Bülbülderesi Mezarlığı’nın önemi şuradadır: Buraya Sebatay Sevi ve 26 halifesinin soyundan olmayan kimse gömülemiyor. Buradaki aileler cemaatin en önde gelen aileleridir. Sebatay Sevi ve 26 halifesinin soyundan olmayan Sabetaycı aileler ise; Feriköy, Aşiyan, Zincirlikuyu, Karacaahmet gibi mezarlıklarda, cemaate ait adalara gömülmektedir.

 

Gelelim Nazif Özgeye...

 

Nazif Özge, şimdiye kadar cemaat içerisinden cemaat ile ilgili dini ritüelleri, cemaatin önemli kişilerini, yaşantılarını, bu önemli ailelerin yattıkları mezarlıkları ve hatta mezartaşlarının şekillerini bile Büyük Doğu gazetesine anlatan kişidir ve dışarıya cemaat içerisinden bilgi sızdıran en önemli kişilerdendir.

 

 Peki, Nazif Özge’ye ne oldu?

 

1952 yılında Büyük Doğu gazetesine verdiği bilgilerden sonra ortadan kayboluyor... İlginç olan, onun da Bülbülderesi Mezarlığı’nda yatmasıdır… “Cemaat içerisinden Allah’a ve Res’ul’e bağlı tek kişi olduğum için bu bilgileri veriyorum” diyen birisinin öldükten sonra “küfürde” gördüğü akrabalarıyla kucak kucağa aynı mezarlıkta yatması ilginç değil mi?

 

Özge ailesi, Bilget, Susmuş, Demir ve Erdik aileleri ile akrabadır.
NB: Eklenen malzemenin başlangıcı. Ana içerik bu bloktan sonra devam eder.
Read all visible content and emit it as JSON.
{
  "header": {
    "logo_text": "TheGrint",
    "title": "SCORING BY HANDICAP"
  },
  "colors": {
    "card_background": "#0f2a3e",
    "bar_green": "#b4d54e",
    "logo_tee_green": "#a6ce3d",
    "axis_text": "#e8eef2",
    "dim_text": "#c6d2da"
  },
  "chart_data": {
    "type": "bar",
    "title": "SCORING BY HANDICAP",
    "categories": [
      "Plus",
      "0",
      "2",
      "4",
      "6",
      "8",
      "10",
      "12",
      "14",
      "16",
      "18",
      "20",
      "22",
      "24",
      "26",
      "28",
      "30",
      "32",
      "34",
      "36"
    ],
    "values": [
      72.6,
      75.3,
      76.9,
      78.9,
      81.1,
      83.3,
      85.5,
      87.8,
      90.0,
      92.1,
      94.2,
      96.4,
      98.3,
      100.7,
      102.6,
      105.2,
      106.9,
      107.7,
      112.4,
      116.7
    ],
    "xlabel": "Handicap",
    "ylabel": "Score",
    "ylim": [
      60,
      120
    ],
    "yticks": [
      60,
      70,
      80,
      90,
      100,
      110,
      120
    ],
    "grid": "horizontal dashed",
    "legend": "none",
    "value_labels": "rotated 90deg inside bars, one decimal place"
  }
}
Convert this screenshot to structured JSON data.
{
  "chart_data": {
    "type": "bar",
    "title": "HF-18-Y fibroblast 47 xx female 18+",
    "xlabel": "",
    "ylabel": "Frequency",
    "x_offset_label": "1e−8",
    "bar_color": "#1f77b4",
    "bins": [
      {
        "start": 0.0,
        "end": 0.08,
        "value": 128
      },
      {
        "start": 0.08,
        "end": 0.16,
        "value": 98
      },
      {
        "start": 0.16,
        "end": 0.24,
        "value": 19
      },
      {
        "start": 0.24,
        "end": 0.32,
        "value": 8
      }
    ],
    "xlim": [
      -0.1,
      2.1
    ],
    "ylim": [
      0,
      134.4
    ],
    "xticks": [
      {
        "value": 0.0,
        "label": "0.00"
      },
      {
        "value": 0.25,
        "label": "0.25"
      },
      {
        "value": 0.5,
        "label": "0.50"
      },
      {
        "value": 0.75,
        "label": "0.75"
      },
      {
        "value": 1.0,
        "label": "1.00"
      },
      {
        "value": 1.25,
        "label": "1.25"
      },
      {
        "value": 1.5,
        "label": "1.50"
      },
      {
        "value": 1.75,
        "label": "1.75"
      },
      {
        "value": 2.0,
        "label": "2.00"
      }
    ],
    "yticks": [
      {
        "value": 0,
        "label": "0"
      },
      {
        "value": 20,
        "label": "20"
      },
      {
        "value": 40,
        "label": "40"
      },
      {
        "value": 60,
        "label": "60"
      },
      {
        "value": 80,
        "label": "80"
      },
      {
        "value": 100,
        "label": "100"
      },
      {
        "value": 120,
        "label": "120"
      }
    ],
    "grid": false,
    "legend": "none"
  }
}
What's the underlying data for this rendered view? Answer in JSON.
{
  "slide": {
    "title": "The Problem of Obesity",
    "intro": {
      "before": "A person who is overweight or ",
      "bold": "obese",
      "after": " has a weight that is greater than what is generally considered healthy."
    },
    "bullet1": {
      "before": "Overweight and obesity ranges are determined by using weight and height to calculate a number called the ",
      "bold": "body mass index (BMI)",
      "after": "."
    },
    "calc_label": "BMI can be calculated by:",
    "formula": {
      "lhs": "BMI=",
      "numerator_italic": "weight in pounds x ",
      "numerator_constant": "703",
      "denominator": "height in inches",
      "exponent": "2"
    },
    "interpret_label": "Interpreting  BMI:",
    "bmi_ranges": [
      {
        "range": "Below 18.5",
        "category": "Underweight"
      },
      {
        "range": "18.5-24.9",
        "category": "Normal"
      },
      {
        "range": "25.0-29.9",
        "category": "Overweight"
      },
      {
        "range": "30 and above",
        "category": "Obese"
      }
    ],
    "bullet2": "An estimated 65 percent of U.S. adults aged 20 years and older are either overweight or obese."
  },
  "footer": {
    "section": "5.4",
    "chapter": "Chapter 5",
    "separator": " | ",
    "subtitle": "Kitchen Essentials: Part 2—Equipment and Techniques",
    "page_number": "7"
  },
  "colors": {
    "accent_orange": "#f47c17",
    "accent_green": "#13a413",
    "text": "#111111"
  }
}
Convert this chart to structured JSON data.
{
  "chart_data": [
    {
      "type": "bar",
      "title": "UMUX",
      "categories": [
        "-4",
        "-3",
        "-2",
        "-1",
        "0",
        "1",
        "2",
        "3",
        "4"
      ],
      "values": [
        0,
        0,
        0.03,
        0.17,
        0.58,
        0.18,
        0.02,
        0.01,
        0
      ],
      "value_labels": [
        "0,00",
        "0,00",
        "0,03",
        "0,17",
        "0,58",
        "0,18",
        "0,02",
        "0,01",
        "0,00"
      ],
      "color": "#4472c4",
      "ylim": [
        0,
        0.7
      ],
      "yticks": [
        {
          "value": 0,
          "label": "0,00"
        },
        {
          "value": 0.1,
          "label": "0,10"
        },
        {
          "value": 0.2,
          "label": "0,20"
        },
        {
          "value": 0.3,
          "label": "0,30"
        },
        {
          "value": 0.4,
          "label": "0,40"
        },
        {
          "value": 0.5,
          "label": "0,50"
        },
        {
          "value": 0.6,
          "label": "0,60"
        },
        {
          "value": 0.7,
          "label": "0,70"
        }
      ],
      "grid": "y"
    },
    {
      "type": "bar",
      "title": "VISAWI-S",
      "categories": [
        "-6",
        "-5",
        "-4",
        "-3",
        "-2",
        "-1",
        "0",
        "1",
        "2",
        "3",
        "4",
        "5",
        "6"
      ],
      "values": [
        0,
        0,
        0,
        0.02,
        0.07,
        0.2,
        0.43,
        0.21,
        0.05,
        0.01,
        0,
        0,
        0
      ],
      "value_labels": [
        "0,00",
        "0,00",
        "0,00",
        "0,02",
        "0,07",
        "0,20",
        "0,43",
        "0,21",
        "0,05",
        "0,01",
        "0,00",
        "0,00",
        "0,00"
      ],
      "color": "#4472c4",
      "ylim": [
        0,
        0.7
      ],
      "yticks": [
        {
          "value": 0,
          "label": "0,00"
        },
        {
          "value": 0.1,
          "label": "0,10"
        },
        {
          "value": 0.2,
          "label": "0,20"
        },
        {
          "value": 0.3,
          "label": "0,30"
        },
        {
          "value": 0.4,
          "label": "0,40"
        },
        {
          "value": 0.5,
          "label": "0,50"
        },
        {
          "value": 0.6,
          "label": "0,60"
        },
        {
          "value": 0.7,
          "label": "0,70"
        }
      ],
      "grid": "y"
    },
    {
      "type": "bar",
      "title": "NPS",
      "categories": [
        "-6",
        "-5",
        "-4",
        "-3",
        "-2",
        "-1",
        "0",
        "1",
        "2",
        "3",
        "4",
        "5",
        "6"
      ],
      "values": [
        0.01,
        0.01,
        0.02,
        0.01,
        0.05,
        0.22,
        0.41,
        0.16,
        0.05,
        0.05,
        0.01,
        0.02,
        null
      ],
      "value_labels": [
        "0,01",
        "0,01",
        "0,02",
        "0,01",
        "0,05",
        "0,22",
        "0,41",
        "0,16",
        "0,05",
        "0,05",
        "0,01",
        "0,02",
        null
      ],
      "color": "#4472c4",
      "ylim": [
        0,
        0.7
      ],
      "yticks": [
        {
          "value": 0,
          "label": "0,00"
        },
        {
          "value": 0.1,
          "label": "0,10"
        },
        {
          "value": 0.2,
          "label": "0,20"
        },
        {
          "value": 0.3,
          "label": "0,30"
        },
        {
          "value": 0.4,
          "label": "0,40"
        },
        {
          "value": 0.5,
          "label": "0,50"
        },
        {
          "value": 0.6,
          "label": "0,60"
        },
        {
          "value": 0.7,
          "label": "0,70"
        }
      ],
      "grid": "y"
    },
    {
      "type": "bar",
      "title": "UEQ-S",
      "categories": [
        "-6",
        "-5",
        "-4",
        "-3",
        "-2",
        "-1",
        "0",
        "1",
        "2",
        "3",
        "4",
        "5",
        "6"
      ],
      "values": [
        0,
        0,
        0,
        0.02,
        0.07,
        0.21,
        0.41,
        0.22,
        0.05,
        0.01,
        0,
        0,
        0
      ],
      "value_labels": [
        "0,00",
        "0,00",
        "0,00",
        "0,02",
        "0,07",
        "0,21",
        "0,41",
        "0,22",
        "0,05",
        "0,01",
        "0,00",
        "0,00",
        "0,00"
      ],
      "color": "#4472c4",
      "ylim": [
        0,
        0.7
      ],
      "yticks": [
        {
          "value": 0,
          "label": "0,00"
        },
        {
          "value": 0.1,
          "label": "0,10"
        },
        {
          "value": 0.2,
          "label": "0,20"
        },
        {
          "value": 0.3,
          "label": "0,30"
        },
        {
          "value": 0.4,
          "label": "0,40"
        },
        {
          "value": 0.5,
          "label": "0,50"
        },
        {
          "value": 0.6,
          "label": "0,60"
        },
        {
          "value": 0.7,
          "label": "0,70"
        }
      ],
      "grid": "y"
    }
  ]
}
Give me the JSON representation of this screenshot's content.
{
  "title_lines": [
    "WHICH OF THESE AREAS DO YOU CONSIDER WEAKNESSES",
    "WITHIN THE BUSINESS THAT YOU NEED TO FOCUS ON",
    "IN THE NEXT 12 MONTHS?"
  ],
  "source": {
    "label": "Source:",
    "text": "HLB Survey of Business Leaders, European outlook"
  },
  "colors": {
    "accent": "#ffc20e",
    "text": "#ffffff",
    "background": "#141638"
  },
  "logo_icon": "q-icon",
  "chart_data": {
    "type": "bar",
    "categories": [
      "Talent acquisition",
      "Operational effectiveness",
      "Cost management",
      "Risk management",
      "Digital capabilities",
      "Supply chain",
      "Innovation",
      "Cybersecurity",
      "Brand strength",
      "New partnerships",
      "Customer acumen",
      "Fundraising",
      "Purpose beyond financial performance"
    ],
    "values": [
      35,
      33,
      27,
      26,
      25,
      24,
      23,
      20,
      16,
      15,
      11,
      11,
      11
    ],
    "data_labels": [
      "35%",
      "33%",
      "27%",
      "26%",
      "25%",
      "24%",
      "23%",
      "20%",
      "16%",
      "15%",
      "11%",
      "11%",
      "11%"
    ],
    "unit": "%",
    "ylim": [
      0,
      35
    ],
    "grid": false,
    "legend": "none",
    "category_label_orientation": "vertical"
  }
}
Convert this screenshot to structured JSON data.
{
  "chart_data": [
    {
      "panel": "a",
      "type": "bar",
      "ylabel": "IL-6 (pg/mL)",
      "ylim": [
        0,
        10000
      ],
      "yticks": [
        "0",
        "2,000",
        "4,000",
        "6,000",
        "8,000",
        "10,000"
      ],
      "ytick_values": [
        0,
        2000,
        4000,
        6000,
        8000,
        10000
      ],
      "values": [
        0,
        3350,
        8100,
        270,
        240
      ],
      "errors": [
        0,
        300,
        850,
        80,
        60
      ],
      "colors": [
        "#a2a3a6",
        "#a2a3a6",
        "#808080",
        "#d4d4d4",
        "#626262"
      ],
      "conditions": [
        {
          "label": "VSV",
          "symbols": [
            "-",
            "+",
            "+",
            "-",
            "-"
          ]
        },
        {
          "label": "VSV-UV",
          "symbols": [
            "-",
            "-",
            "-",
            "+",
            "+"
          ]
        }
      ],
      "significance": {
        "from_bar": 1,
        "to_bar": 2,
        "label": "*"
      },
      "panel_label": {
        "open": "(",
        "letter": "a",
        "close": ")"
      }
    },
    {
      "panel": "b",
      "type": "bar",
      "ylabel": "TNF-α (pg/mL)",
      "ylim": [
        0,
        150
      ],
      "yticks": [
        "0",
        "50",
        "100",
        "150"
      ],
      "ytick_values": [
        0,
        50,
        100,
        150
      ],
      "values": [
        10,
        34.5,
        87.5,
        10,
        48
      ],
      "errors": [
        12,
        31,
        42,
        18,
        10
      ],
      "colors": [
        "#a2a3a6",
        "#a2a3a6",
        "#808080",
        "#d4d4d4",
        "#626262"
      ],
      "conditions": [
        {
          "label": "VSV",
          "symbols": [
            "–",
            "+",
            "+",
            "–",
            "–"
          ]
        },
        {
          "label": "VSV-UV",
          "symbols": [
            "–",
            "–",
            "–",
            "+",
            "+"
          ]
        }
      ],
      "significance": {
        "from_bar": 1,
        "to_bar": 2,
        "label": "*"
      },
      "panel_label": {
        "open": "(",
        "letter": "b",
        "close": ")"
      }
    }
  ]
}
Tahmin edebileceğiniz gibi, bu akrabalık ilişkilerini Bülbülderesi Mezarlığı’ndaki mezartaşları ve yayımlanmış ölüm ilanlarından çıkarıyoruz.

 

                                GERÇEL VE ÖZGE AİLESİNE AİT MEZARTAŞLARI

 

                                        (Bülbülderesi Mezarlığı’nda çekilmiştir.)








[1] Soner Yalçın, Efendi (İstanbul: Doğan Kitap, 2006): s. 321.

[2] Cemal A. Kalyoncu, Aksiyon (Yıl:10, Sayı: 499-30: Haziran 2004).

[3] III. Cumhurbaşkanımız Celal Bayar, bazı internet sitelerine göre 33. dereceden masondur. Bayar, Britannica’ya göre ilkokulu Alliance Israelite tarafından yönetilen Fransız okulunda okudu. Museviliğin Karaim (Karailer) inanışından, Hazar Türkleri’nden olduğu iddia edilir. Bülbülderesi Mezarlığı’nda yatan bazı aileler  ile akrabadır.